御書房裡只有皇上、北公公、血衣衛指揮使游江,還有他四人。
皇上的眼睛裡閃現駭人的冷厲殺機,若不是要搜集陳公也的罪證,只怕羽林衛早就奉旨出動,抄了陳公也的家。
四人好一陣分析,都難以弄明白陳公也的真正意圖與目的,只能猜測是想把彩雲國內部弄得越亂越好吧,至於確切的答案,只有陳公也知道。
他們知道答案的時間,相信也不會太久了。
游江著手布置,陳府上下所有人,包括那些出入過陳府的,與陳公也沾親帶故的,既便是偶爾交談過一兩句話的,都列入黑名單,嚴密監視起來。
三天之後,皇上突然下了一道聖旨:著東海水師都督路亢集結水師演練,三個月後,他要親自檢閱。
這一道古怪的聖旨,讓不少大臣疑惑不解,絞盡腦汗也猜測不透其中的奧密,只有何小羽、北公公、游江知道,這是要對炎日帝國動手了。
打仗,不關老子的事,案子,也等於是破了,就等陳公也自已露出馬腳而已。
何小羽每天的日子過得非常舒心,調戲美女,訓練鸞衛營,愛上哪就上哪,反正逍遙快活似神仙。
太子殿下遇刺負傷,jj沒了,形同太監,康王爺整日憂心忡忡,若再讓女兒嫁過去,豈不是把她往火坑裡推?
他雖然熱愛權利,但也不忍心把寶貝女兒往火坑裡推啊,一時間心亂如麻,好在皇上宣布婚期延遲,能拖一天算一天吧,這事,真的很頭痛……

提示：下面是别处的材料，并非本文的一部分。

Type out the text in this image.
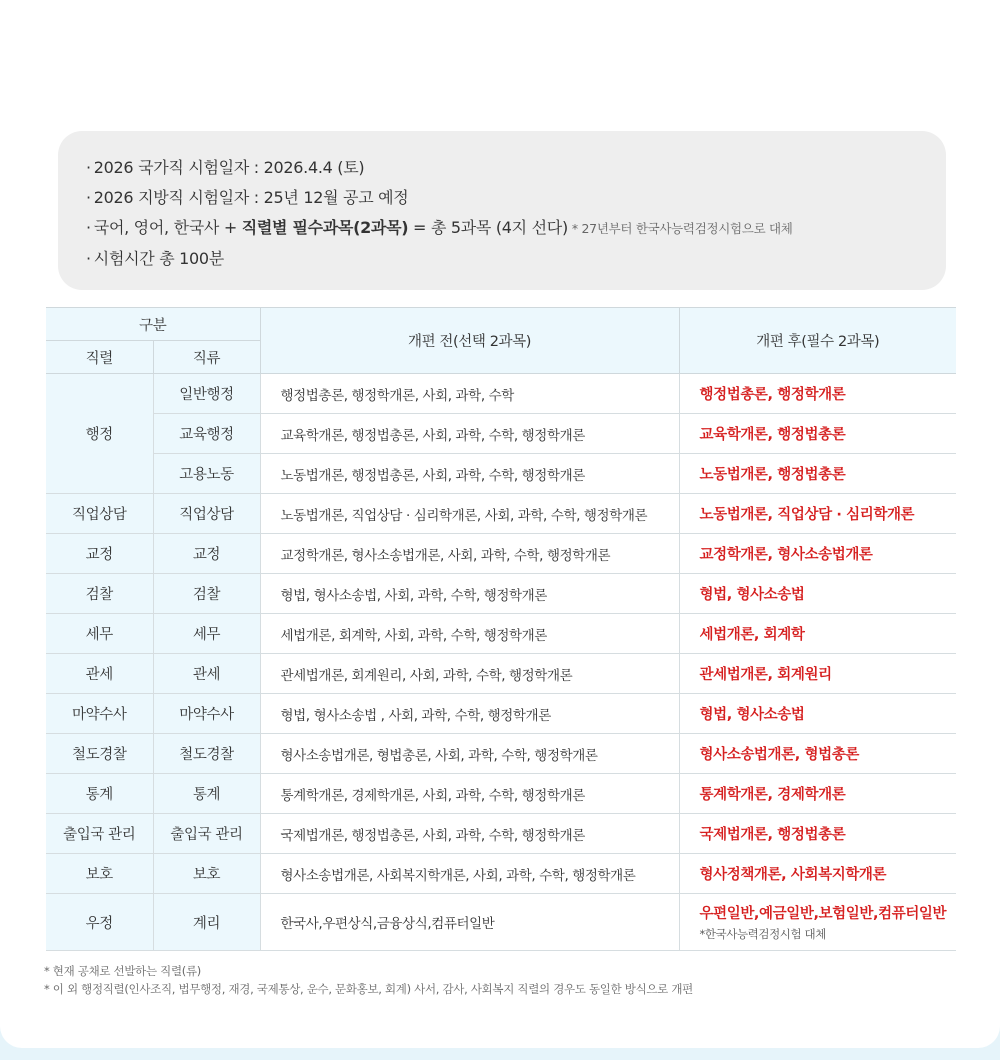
· 2026 국가직 시험일자 : 2026.4.4 (토)
· 2026 지방직 시험일자 : 25년 12월 공고 예정
· 국어, 영어, 한국사 + 직렬별 필수과목(2과목) = 총 5과목 (4지 선다) * 27년부터 한국사능력검정시험으로 대체
· 시험시간 총 100분
구분		개편 전(선택 2과목)	개편 후(필수 2과목)
직렬	직류		
행정	일반행정	행정법총론, 행정학개론, 사회, 과학, 수학	행정법총론, 행정학개론
	교육행정	교육학개론, 행정법총론, 사회, 과학, 수학, 행정학개론	교육학개론, 행정법총론
	고용노동	노동법개론, 행정법총론, 사회, 과학, 수학, 행정학개론	노동법개론, 행정법총론
직업상담	직업상담	노동법개론, 직업상담 · 심리학개론, 사회, 과학, 수학, 행정학개론	노동법개론, 직업상담 · 심리학개론
교정	교정	교정학개론, 형사소송법개론, 사회, 과학, 수학, 행정학개론	교정학개론, 형사소송법개론
검찰	검찰	형법, 형사소송법, 사회, 과학, 수학, 행정학개론	형법, 형사소송법
세무	세무	세법개론, 회계학, 사회, 과학, 수학, 행정학개론	세법개론, 회계학
관세	관세	관세법개론, 회계원리, 사회, 과학, 수학, 행정학개론	관세법개론, 회계원리
마약수사	마약수사	형법, 형사소송법 , 사회, 과학, 수학, 행정학개론	형법, 형사소송법
철도경찰	철도경찰	형사소송법개론, 형법총론, 사회, 과학, 수학, 행정학개론	형사소송법개론, 형법총론
통계	통계	통계학개론, 경제학개론, 사회, 과학, 수학, 행정학개론	통계학개론, 경제학개론
출입국 관리	출입국 관리	국제법개론, 행정법총론, 사회, 과학, 수학, 행정학개론	국제법개론, 행정법총론
보호	보호	형사소송법개론, 사회복지학개론, 사회, 과학, 수학, 행정학개론	형사정책개론, 사회복지학개론
우정	계리	한국사,우편상식,금융상식,컴퓨터일반	우편일반,예금일반,보험일반,컴퓨터일반
*한국사능력검정시험 대체
* 현재 공채로 선발하는 직렬(류)
* 이 외 행정직렬(인사조직, 법무행정, 재경, 국제통상, 운수, 문화홍보, 회계) 사서, 감사, 사회복지 직렬의 경우도 동일한 방식으로 개편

斐若瑄與孝珠郡主依舊往來如初,兩人的之間友情,好得無法用文字描述,反正一人說的話,也完全代表了另一個的意思。
何小羽去看望她們,有斐若瑄在,他不敢胡來,孝珠郡主雖然極力裝出若無其事的樣子,可她的眼神,充滿了無限柔情與思念,更多的則是無奈、幽怨。
畢竟,她名義上仍是太子殿下的未婚妻,未來的太子妃,皇上金口不開,誰也沒有辦法。
何小羽看得心痛,吩咐游江,擊刺太子的命令永遠生效,直至這傢伙掛掉。
魔主的這個命令,游江也很頭痛,不過仍然堅定執行,無論付出多大的代價,也要刺殺太子。
斐若瑄同樣心痛、無奈,有意無意的給兩人製造單獨相處的空間,但僅限於口手溫存,絕對不能那個,這畢竟風險太大,有掉腦袋的風險。
康王爺更頭痛。
他不是大老粗,怎會看不出寶貝女兒喜歡的是誰?何小羽的才華,他也極欣賞,但女兒是皇上欽定的太子妃,就算皇上大發慈悲改了金口,上頭還有一個九公主殿下吶,總不能讓寶貝女兒屈尊為妾吧?他的面子往哪擱?
全亂了,頭痛,非常的痛!
典敬已經能夠下床活動,他的傷本來就只是皮外傷而已,有莫言配製的上等金創藥,想不好得快都難。
只不過,他那張俊俏得令無數女子都汗顏的面龐,因為那道刀傷,已不復存在。
何小羽等人已通過他的訴說明白了其中的原因:
北公公看上了他,與鬼宗宗主文仲勛進行了什麼交易,唯一的條件就是要典敬當他的男寵。
聽到男寵這個詞,何小羽已經一陣反胃,差點沒嘔吐。
如果要典敬以男色引誘女人,他或許會服從命令,但要他當北公公的男寵,打死他不願意。文仲勛見他不聽命,一怒之下軟禁了他,通知北公公來接人。
說得好聽是接人,說得不好聽是接貨,典敬給文仲勛池成貨物,賣給了北公公。
典敬在鬼宗內頗有人緣,有人看不過眼,悄悄解了他被制的經脈穴位,放他逃跑,文仲勛勃然大怒,當場斬殺了放典敬逃跑的手下,親自帶高手追捕典敬。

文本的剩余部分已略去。